The gaming industry’s resilience and adaptability, especially in the face of global challenges, suggests that PAGCOR’s goals are within reach. The combination of lowering operating costs, encouraging investment, and tightening regulations on illegal gambling creates an environment that is conducive to sustainable growth.
Tengco’s vision of a PHP 335 billion GGR target by 2025 reflects both confidence in the country’s gaming sector and a clear understanding of the challenges ahead. Should these targets be met, the Philippines would further solidify its position as a key player in the global gaming industry, providing significant contributions to the national economy.
The reduction of GGR rates and license fees by PAGCOR marks a pivotal moment for the Philippine gaming industry. With an ambitious goal of reaching PHP 335 billion in GGR by 2025, the new regulations are designed to foster growth, attract investment, and curb illegal operations. As the gaming landscape continues to evolve, both in the Philippines and globally, PAGCOR’s strategic moves will likely play a crucial role in determining the future success and competitiveness of the country’s gaming industry.
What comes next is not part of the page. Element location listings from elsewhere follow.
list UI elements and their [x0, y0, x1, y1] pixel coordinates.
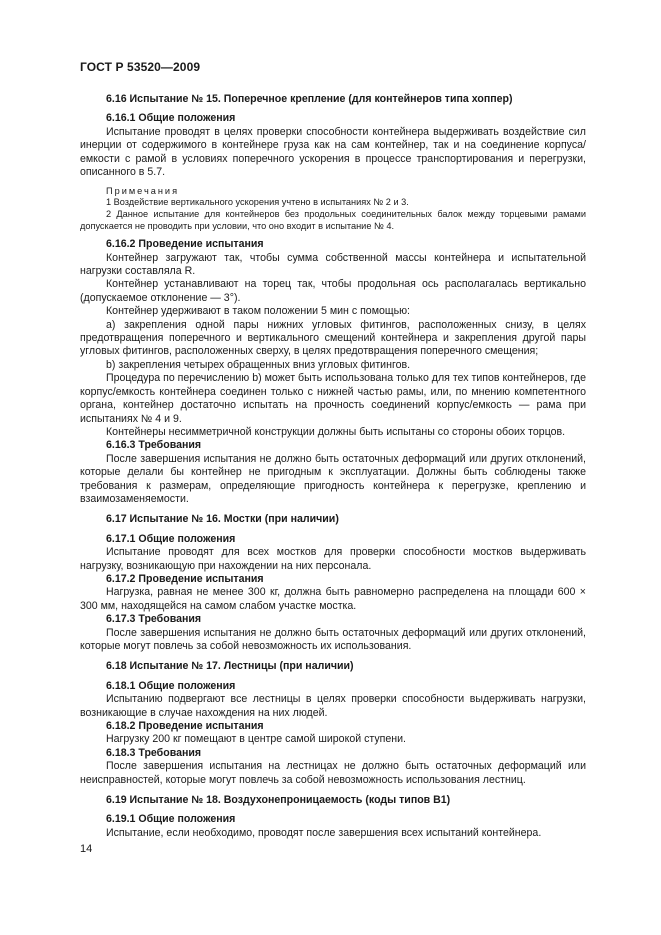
section-6-16-title: 6.16 Испытание № 15. Поперечное крепление (для контейнеров типа хоппер) [106, 93, 513, 105]
section-6-18-title: 6.18 Испытание № 17. Лестницы (при наличии) [106, 660, 354, 673]
paragraph: После завершения испытания на лестницах не должно быть остаточных деформаций или неисправностей, которые могут повлечь за собой невозможность использования лестниц. [80, 760, 586, 786]
paragraph: После завершения испытания не должно быть остаточных деформаций или других отклонений, которые делали бы контейнер не пригодным к эксплуатации. Должны быть соблюдены также требования к размерам, определяющие пригодность контейнера к перегрузке, креплению и взаимозаменяемости. [80, 452, 586, 505]
section-6-16-3-title: 6.16.3 Требования [106, 439, 202, 452]
page-number: 14 [80, 843, 93, 855]
paragraph: Нагрузку 200 кг помещают в центре самой широкой ступени. [106, 733, 406, 746]
section-6-18-2-title: 6.18.2 Проведение испытания [106, 720, 264, 733]
paragraph: Испытание проводят в целях проверки способности контейнера выдерживать воздействие сил инерции от содержимого в контейнере груза как на сам контейнер, так и на соединение корпуса/емкости с рамой в условиях поперечного ускорения в процессе транспортирования и перегрузки, описанного в 5.7. [80, 125, 586, 179]
section-6-19-1-title: 6.19.1 Общие положения [106, 813, 236, 826]
notes-title: Примечания [106, 186, 180, 197]
section-6-17-1-title: 6.17.1 Общие положения [106, 532, 236, 545]
paragraph: После завершения испытания не должно быть остаточных деформаций или других отклонений, которые могут повлечь за собой невозможность их использования. [80, 626, 586, 652]
section-6-17-title: 6.17 Испытание № 16. Мостки (при наличии) [106, 513, 339, 526]
paragraph: Испытание проводят для всех мостков для проверки способности мостков выдерживать нагрузку, возникающую при нахождении на них персонала. [80, 546, 586, 572]
section-6-18-1-title: 6.18.1 Общие положения [106, 679, 236, 692]
page-content [80, 93, 586, 840]
note-1: 1 Воздействие вертикального ускорения учтено в испытаниях № 2 и 3. [106, 197, 409, 208]
paragraph: Контейнер удерживают в таком положении 5 мин с помощью: [106, 305, 410, 318]
list-item-b: b) закрепления четырех обращенных вниз угловых фитингов. [106, 358, 411, 371]
paragraph: Нагрузка, равная не менее 300 кг, должна быть равномерно распределена на площади 600 × 300 мм, находящейся на самом слабом участке мостка. [80, 586, 586, 612]
section-6-16-1-title: 6.16.1 Общие положения [106, 112, 236, 125]
paragraph: Контейнер устанавливают на торец так, чтобы продольная ось располагалась вертикально (допускаемое отклонение — 3°). [80, 278, 586, 304]
section-6-18-3-title: 6.18.3 Требования [106, 746, 202, 759]
section-6-16-2-title: 6.16.2 Проведение испытания [106, 238, 264, 251]
paragraph: Процедура по перечислению b) может быть использована только для тех типов контейнеров, где корпус/емкость контейнера соединен только с нижней частью рамы, или, по мнению компетентного органа, контейнер достаточно испытать на прочность соединений корпус/емкость — рама при испытаниях № 4 и 9. [80, 372, 586, 425]
section-6-17-3-title: 6.17.3 Требования [106, 613, 202, 626]
standard-header: ГОСТ Р 53520—2009 [80, 60, 201, 74]
paragraph: Контейнер загружают так, чтобы сумма собственной массы контейнера и испытательной нагрузки составляла R. [80, 251, 586, 278]
note-2: 2 Данное испытание для контейнеров без продольных соединительных балок между торцевыми рамами допускается не проводить при условии, что оно входит в испытание № 4. [80, 209, 586, 231]
section-6-17-2-title: 6.17.2 Проведение испытания [106, 572, 264, 585]
section-6-19-title: 6.19 Испытание № 18. Воздухонепроницаемость (коды типов В1) [106, 794, 451, 807]
paragraph: Испытание, если необходимо, проводят после завершения всех испытаний контейнера. [106, 826, 542, 839]
list-item-a: а) закрепления одной пары нижних угловых фитингов, расположенных снизу, в целях предотвращения поперечного и вертикального смещений контейнера и закрепления другой пары угловых фитингов, расположенных сверху, в целях предотвращения поперечного смещения; [80, 318, 586, 358]
paragraph: Испытанию подвергают все лестницы в целях проверки способности выдерживать нагрузки, возникающие в случае нахождения на них людей. [80, 693, 586, 719]
paragraph: Контейнеры несимметричной конструкции должны быть испытаны со стороны обоих торцов. [106, 425, 566, 438]
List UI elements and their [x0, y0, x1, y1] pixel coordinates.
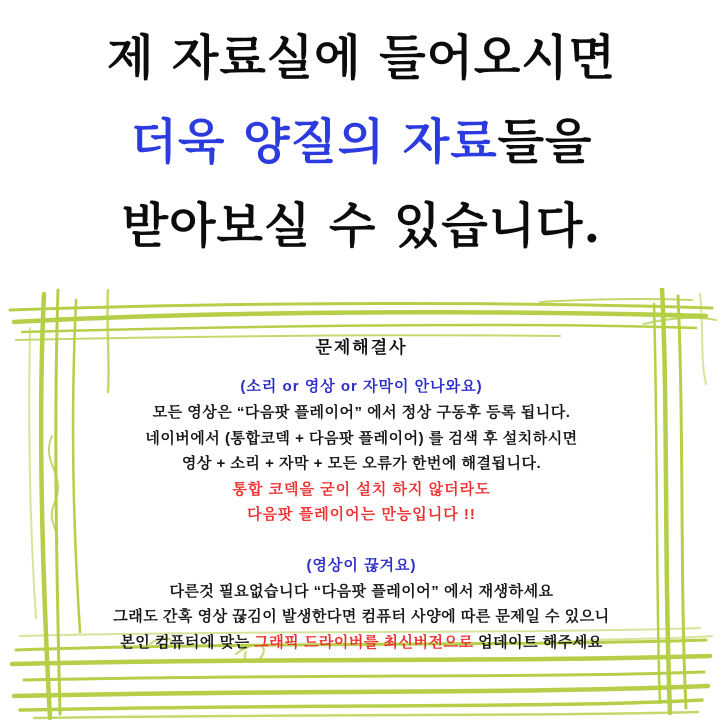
section-stutter — [0, 553, 723, 656]
update-line-suffix: 업데이트 해주세요 — [473, 633, 603, 651]
section-audio-warning-2: 다음팟 플레이어는 만능입니다 !! — [247, 506, 476, 523]
banner-line-3: 받아보실 수 있습니다. — [121, 198, 602, 254]
section-stutter-heading: (영상이 끊겨요) — [306, 556, 417, 574]
section-stutter-line-2: 그래도 간혹 영상 끊김이 발생한다면 컴퓨터 사양에 따른 문제일 수 있으니 — [113, 608, 610, 625]
update-line-prefix: 본인 컴퓨터에 맞는 — [120, 633, 255, 651]
top-banner — [0, 16, 723, 268]
section-audio-line-2: 네이버에서 (통합코덱 + 다음팟 플레이어) 를 검색 후 설치하시면 — [145, 429, 578, 447]
section-audio-heading: (소리 or 영상 or 자막이 안나와요) — [240, 378, 483, 395]
banner-line-2-rest: 들을 — [497, 114, 593, 170]
banner-line-2 — [0, 100, 723, 184]
section-stutter-update-line — [0, 630, 723, 656]
section-divider-gap — [0, 528, 723, 553]
section-stutter-line-1: 다른것 필요없습니다 “다음팟 플레이어” 에서 재생하세요 — [169, 582, 554, 600]
update-line-highlight: 그래픽 드라이버를 최신버전으로 — [254, 633, 474, 651]
section-audio-line-1: 모든 영상은 “다음팟 플레이어” 에서 정상 구동후 등록 됩니다. — [152, 404, 571, 421]
section-audio — [0, 374, 723, 528]
banner-line-1: 제 자료실에 들어오시면 — [106, 30, 617, 86]
section-audio-warning-1: 통합 코덱을 굳이 설치 하지 않더라도 — [232, 480, 491, 498]
info-box — [0, 334, 723, 655]
section-audio-line-3: 영상 + 소리 + 자막 + 모든 오류가 한번에 해결됩니다. — [181, 455, 542, 472]
banner-line-2-highlight: 더욱 양질의 자료 — [130, 114, 498, 170]
info-box-title: 문제해결사 — [315, 338, 408, 357]
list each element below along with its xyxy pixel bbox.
The e-gaming sector, in particular, stands out as a growth area, with its significant contribution to recent revenue increases. As PAGCOR positions itself to capitalize on this momentum, the reduction in fees for integrated resorts with online gaming services will be key to maintaining this upward trajectory.
Ultimately, the success of these initiatives will depend on PAGCOR’s ability to balance the need for regulation with the desire to create a competitive, investor-friendly market. In doing so, PAGCOR aims to ensure that the Philippine gaming industry not only meets its financial targets but also remains a leader in the Asian and global markets.